S Dalal, Nityasha, P Goyal, R Dahiya
embryoma, sialoblastoma, superficial parotidectomy
S Dalal, Nityasha, P Goyal, R Dahiya. Sialoblastoma: A rare pediatric tumour of the salivary glands. The Internet Journal of Surgery. 2008 Volume 21 Number 2.
Sialoblastoma is a rare congenital epithelial tumour of the salivary gland that is diagnosed at birth or shortly thereafter with significant variability in histology and clinical course. We report the case of an eight-year-old boy who had a left parotid tumour for one year. MRI scan demonstrated the tumour to be arising from the superficial lobe of the parotid gland. After making a histological diagnosis by fine-needle aspiration cytology, a superficial parotidectomy was performed with preservation of the facial nerve. There is no recurrence at one-year follow-up.
Tumours of salivary glands are very uncommon in children. Sialoblastoma, which is also called embyroma, represents a neoplastic proliferation of cells of organ rudiments, and it is the most frequent type of congenital epithelial tumour of the salivary glands.1 Sialoblastoma has been reported to occur predominantly in the parotid gland and very rarely in the submandibular gland.2 Although it is a slowly spreading tumour, late diagnosis can cause the tumour to spread widely and enlarge the limits of the operation to resect the tumour.
An eight-year-old boy was admitted to our surgical unit with the complaint of a mass in the left cheek. The swelling started one year back and had a slow growth in this period. On examination, the mass was firm, 5×4cm, arising from the left parotid gland and was not fixed to the overlying skin or underlying structures (Fig.1).
The regional lymph nodes were not palpable. Magnetic resonance imaging (MRI) evaluation showed a well encapsulated tumour arising from the superficial lobe of left parotid gland with normal deep lobe.

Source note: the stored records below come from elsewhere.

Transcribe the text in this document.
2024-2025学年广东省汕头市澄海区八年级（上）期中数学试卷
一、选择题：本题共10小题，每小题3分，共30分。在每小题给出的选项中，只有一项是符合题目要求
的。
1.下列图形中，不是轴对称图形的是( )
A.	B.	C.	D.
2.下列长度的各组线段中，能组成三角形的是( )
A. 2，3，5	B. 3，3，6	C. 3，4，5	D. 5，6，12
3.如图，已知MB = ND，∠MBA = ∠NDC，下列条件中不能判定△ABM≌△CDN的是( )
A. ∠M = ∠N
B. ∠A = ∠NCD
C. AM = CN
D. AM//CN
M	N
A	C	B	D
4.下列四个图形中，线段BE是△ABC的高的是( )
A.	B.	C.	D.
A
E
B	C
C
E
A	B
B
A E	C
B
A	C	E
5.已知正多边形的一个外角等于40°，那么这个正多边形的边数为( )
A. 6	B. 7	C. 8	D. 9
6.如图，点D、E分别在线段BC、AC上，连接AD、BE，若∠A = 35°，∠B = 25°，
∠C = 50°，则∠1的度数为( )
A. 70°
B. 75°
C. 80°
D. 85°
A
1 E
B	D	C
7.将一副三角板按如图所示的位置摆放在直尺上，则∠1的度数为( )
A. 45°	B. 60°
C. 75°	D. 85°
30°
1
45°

Fine-needle aspiration cytology confirmed the diagnosis of sialoblastoma. A formal superficial parotidectomy was carried out with proper identification and preservation of the facial nerve. The postoperative course was uneventful and the boy was discharged five days after surgery.
Histopathology showed a lesion measuring 5×4cm and cut surfaces had a uniform lobular white appearance. Microscopically, the tumour consisted of well-circumscribed nests of basaloid cells separated by a vascular connective tissue stroma containing occasional ducts, consistent with diagnosis of sialoblastoma.
Salivary gland tumours are rare in childhood and account for 3-5% of all salivary gland tumours occurring in children.1 Congenital salivary epithelial tumours are characterized by some as medical curiosities, due to their rarity. In 1966, Vawter and Tefft reported two cases in neonates and used the term embryoma to describe them.1 Since then a variety of names have been used to describe the histologically similar or identical tumours. In 1988, Taylor suggested the term sialoblastoma to describe these lesions because it conveyed the dysontogenetic character and the site of the tumour in a single name.3 For epithelial neoplasms there is an increasing incidence over the first 20 years. Most are found in children who are between 10-20 years of age, the first decade being a relatively spared time. The majority of the cases of sialoblastoma described in literature belong to antenatal or perinatal age, but this tumour is extremely rare in first decade of life. As a result, the latter neoplasms pose problems in diagnosis and management.
Although rare, pediatric epithelial salivary gland neoplasms have several distinctive features. All have been found in the major salivary glands, mostly in the parotids, the submandibular gland being the more uncommon site.2 MRI scan is the investigation of choice for sialoblastoma. It manifests as a soft-tissue mass on MRI, which can also detect the involvement of the deep lobe and invasion to the adjacent muscles or bone.4 The distinction between benign and malignant sialoblatomas may not be as well defined as was thought originally. Review of the limited number of reported cases reveals that local recurrence is the main concern. Of 24 reported cases, local recurrence has been documented in at least five patients.5 Some authors propose that sialoblastomas should be regarded as neither benign nor malignant but as one single disease with local infiltrative potential.4 Based on this concept, surgery alone remains the treatment of choice for sialoblastomas, provided that free margins are obtained.5 In our case, complete resection was carried out by superficial parotidectomy. Radiation therapy may be considered if the lesions are not completely resectable, but the adverse effects of radiotherapy may be undesirable for growing facial structures.6 Chemotherapy may be chosen when the tumour is not completely resectable or in cases of recurrent tumour.6
From this case report and review of relevant literature, the following facts need special mention:
Sialoblastoma, a rare tumour of salivary glands, should also be kept in the differential diagnosis of the childhood salivary gland tumours.
These tumours are locally aggressive, rarely metastasize and wide surgical excision remains the treatment of choice for them, without irradiation or chemotherapy.